Unless you are a male and in search for a south eastern goddess (I thought that the Bosnians and Croatians were very pretty, but the Bosnians said that the Serbians were even more so.)  or have a friend to visit or a personal issue to resolve, I don’t recommend this city.

Trip brainstorm


- Republic Square, also called ‘by the horse’, is the heart of the city, a favorite meeting place. Just tell the other person to meet you at the statue of prince Mihailo Obrenoic riding a horse.

- The National Museum is right at the square.  But who visit the national museum anyway?  I don’t unless it’s cold, rains or I’m completely bored out of my mind. Sit down in a coffeehouse on Skadarlija (Skadarska), a pedestrian street filled with restaurants and cafes having live bands performing in the evenings.

-  The Residence of Princess Ljubica (Konak kneginje Ljubice) is another tourist attraction.

- For any reason, you have to see Kalemegdan Citadel, situated by the end of Knez Mihailova, the main pedestrian street in Belgrade.  This citadel is more a local hang out than a tourist attraction, but that’s why it felt more special to me.  You’ll find parents walking their small children, old men playing chess, lovers smooching oblivious to the bystanders.  If you happen to be there in the evening, make sure you linger for a while longer to watch the sunset.  It sounds a little bit cheesy, but sunset is still one-of-those things people want to do, and it’s even nicer when you do it in a foreign place.  From the western lookout of the citadel, to the direction of the sunset, you can see the confluence of the Sava and Danube rivers.

- In the summer, you can ride bike, inline skate, swim, water ski, bungee jump at Ada Ciganlija artificial lake.

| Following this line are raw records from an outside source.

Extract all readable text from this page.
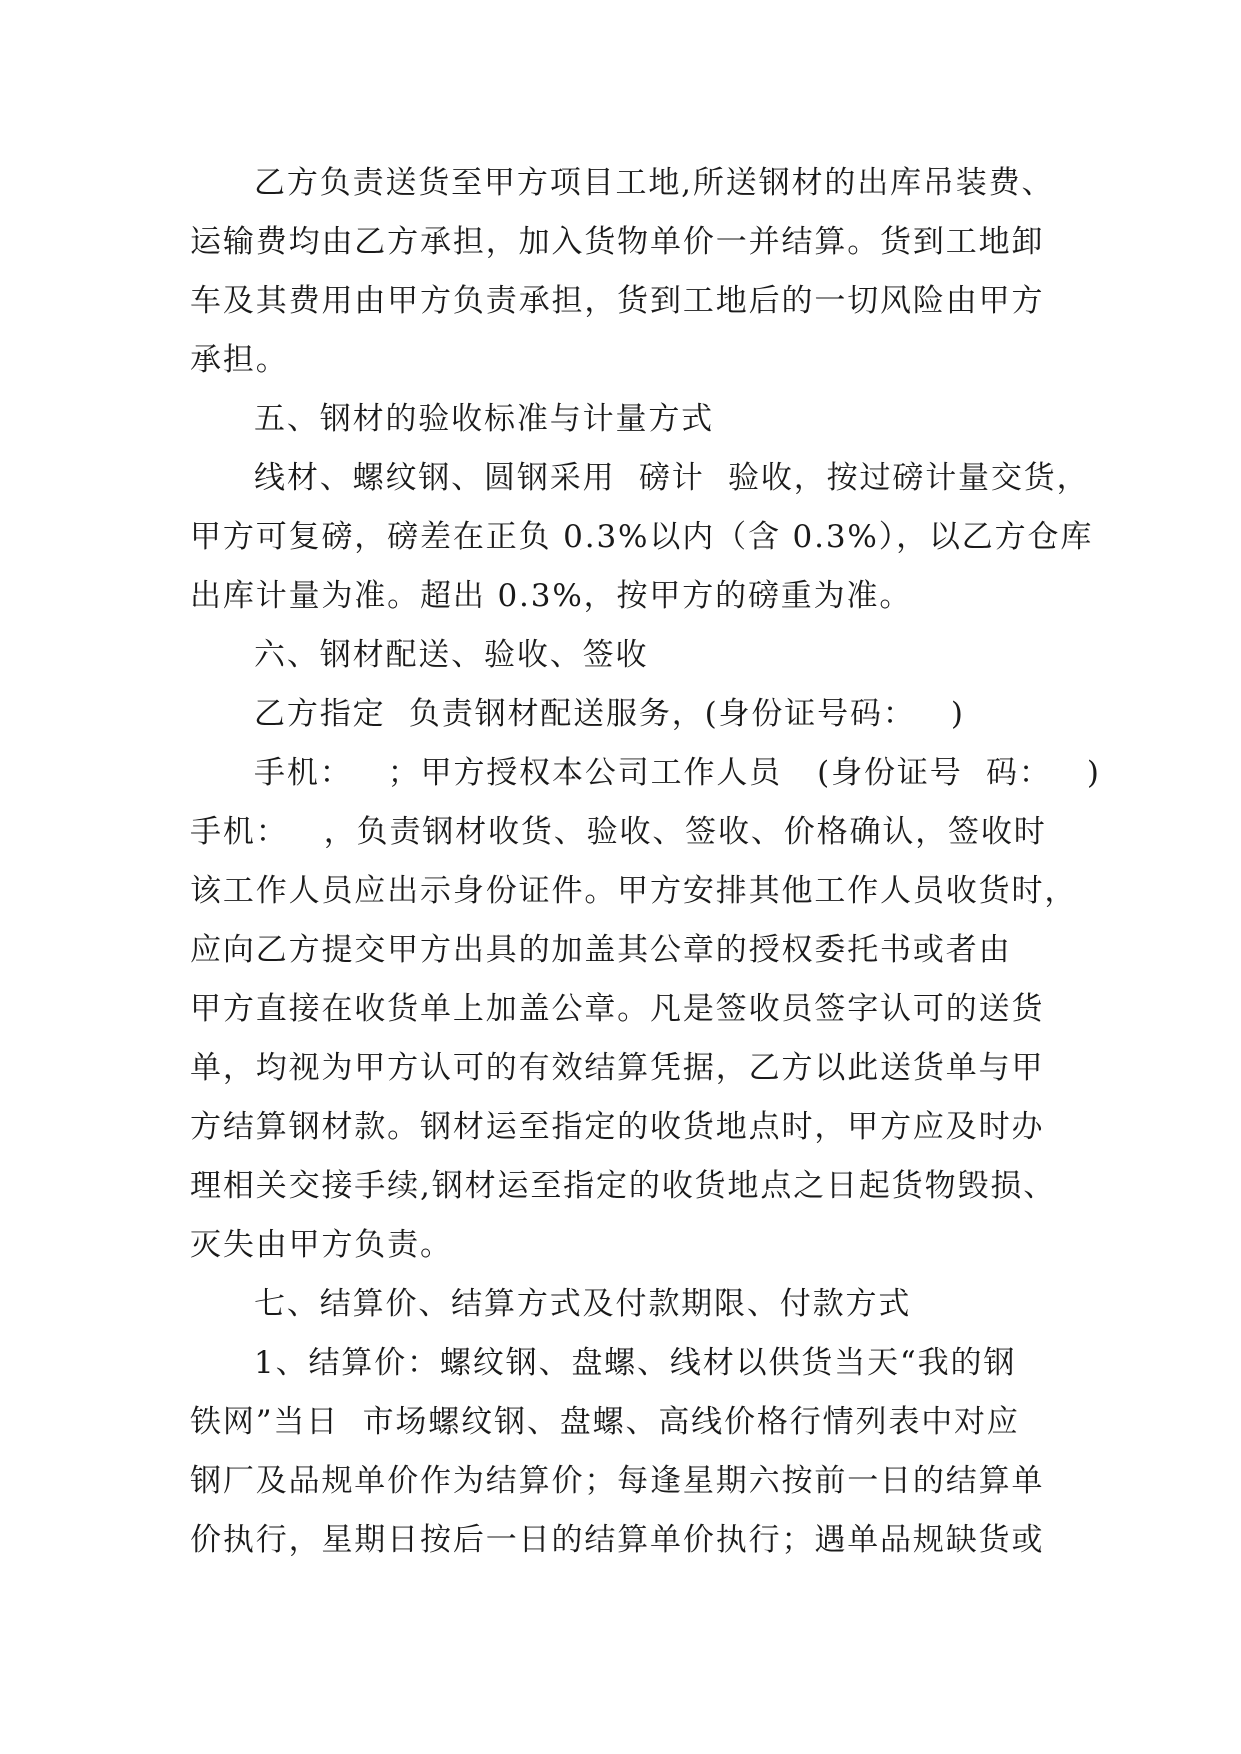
乙方负责送货至甲方项目工地,所送钢材的出库吊装费、
运输费均由乙方承担，加入货物单价一并结算。货到工地卸
车及其费用由甲方负责承担，货到工地后的一切风险由甲方
承担。
五、钢材的验收标准与计量方式
线材、螺纹钢、圆钢采用  磅计  验收，按过磅计量交货，
甲方可复磅，磅差在正负 0.3%以内（含 0.3%），以乙方仓库
出库计量为准。超出 0.3%，按甲方的磅重为准。
六、钢材配送、验收、签收
乙方指定  负责钢材配送服务，(身份证号码：   )
手机：   ；甲方授权本公司工作人员   (身份证号  码：   )
手机：   ，负责钢材收货、验收、签收、价格确认，签收时
该工作人员应出示身份证件。甲方安排其他工作人员收货时，
应向乙方提交甲方出具的加盖其公章的授权委托书或者由
甲方直接在收货单上加盖公章。凡是签收员签字认可的送货
单，均视为甲方认可的有效结算凭据，乙方以此送货单与甲
方结算钢材款。钢材运至指定的收货地点时，甲方应及时办
理相关交接手续,钢材运至指定的收货地点之日起货物毁损、
灭失由甲方负责。
七、结算价、结算方式及付款期限、付款方式
1、结算价：螺纹钢、盘螺、线材以供货当天“我的钢
铁网”当日  市场螺纹钢、盘螺、高线价格行情列表中对应
钢厂及品规单价作为结算价；每逢星期六按前一日的结算单
价执行，星期日按后一日的结算单价执行；遇单品规缺货或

- Now, if you are interested in current events, you might want to visit the National TV, radio station bombed by NATO in 1998 as a punishment to Serbia’s war in Kosovo.  The buildings are completely destroyed, burned walls, shattered glasses. The government wants to leave it as it is as an open-air museum to remind people not to forget.

Food


Serbian cuisine, similar to other Balkan country, has a lot of grilled meats, sausages, local cheeses and bread.  A small portion of fresh, healthy Balkan salad is usually served along with the main course.  There are very few ingredients in the salad, mainly tomato, onion or cabbage, cucumber and Balkan cheese lightly soaked in light, non-packaged dressing prepared from olive oil and vinegar.  Grilled meat in Serbia (and the rest of former Yugoslavia) is very tasty and not commonly available in other Western countries unless you visit a Serbian restaurant. But even so, the quality of the meat isn’t the same.  Cevapi and pljeskavica are two types of grilled meat.  They are made from a mixture of lamb, pork and beef, grilled with onions and served hot on fresh somun, a kind of pita bread. Some compare pljeskavica  to American hamburger which I think is a huge insult, not to McDonald of course. One is freshly prepared from family recipes while the other is mass-produced and laced with chemicals.

 

My recommend to you, when in Serbia eat burek, cevapi or pljeskavica, Balkan salad before trying anything else assuming you want to eat anything else after that.

 

Accommodation

 

Sample Costs


Accommodation

- Hostel:  from €12 (8-bed room), €16 (4-bed rom). €25 (single).

- Apartment: from  €25 for person, €35 for 2, €45 for 3.